In contrast, Orthograph searches only for the conserved region for which
the HMM was created. This effect is particularly important since the
mzl-USCO HMMs contain only the gene region conserved across all Metazoa.
Full length coding regions could also be extracted with Orthograph by
using HMMs created specific tor the individual groups, although these
would then be not necessarily homologous across all groups anymore.
The additional nucleotide sequence information of data based on BUSCO
software seems to impact the phylogenetic signal neither positively nor
negatively. Consequently, the results of phylogenetic tree
reconstruction, SNP clustering, and species delimitation analysis hardly
differ between BUSCO- and Orthograph-based extraction approaches.
However, our results show that, even with extensive filtering and manual
curation, BUSCO- and Orthograph-derived USCO data should not be analyzed
together. The resulting phylogenies obtained with mixed data may be
severely misleading. Data pruning improves the results, but large
discrepancies may remain, especially when using approaches that analyze
concatenated alignments rather than coalescent-based approaches that
rely on gene trees for phylogenetic inference.
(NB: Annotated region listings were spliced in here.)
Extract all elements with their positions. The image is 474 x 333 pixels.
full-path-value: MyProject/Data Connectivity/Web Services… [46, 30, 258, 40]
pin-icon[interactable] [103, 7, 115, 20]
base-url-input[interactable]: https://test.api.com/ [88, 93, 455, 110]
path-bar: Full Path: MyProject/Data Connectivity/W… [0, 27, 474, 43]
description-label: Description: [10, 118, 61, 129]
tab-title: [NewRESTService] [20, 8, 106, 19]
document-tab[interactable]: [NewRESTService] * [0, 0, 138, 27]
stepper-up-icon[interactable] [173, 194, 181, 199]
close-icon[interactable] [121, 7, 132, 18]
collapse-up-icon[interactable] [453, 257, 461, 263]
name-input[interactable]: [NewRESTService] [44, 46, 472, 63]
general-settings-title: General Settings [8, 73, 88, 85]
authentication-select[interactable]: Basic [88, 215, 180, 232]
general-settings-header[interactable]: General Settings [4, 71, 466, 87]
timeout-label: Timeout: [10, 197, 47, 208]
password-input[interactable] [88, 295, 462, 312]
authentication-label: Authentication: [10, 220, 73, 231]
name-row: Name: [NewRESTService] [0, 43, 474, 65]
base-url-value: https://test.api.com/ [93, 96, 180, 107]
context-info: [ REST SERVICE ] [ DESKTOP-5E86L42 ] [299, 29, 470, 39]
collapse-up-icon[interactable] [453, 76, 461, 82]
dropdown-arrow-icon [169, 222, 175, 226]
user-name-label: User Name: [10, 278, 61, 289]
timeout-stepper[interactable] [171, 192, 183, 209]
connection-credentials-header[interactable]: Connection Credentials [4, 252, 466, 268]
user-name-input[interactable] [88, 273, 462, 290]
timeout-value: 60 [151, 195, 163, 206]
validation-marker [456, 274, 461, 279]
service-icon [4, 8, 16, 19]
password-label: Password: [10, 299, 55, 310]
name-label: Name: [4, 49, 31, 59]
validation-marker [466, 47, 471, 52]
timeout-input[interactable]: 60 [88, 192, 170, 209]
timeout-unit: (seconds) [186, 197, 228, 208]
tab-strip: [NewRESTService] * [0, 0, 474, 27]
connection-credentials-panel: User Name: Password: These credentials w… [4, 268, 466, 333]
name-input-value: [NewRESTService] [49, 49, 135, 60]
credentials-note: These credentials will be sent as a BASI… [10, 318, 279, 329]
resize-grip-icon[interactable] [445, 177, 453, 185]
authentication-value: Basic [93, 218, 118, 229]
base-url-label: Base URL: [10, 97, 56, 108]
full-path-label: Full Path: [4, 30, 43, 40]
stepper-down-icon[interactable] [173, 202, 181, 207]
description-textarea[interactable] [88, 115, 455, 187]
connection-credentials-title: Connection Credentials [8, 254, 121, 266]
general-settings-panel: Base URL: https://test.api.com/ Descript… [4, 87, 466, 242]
Therefore, we recommend
extracting mzl-USCOs in one consistent way. The underlying problem is
that alignments of systematically different sequences pose a problem to
currently used alignment programs. The ongoing change in sets of genes
being classified as USCOs could become a problem in terms of data
overlap for the sustainability of the marker system, as datasets
generated with older and newer OrthoDB versions might not be fully
comparable. Here the overlap between Metazoa-level orthologs from
OrthoDB v. 9 and OrthoDB v. 10 was relatively moderate (only 580 out of
978 resp. 954 genes; 59% resp. 61%). This has an impact especially on
the possibility to combine future USCO data with already available
mzl-USCOs generated with DNA target enrichment using baits which are
based on earlier and/or different OrthoDB versions. However, we expect
that future versions of OrthoDB will have an increasing amount of
overlap of mzl-USCOs between versions, since genes that are present and
single copy in 90% of the genomes should converge as soon as all
taxonomic groups are covered evenly in OrthoDB.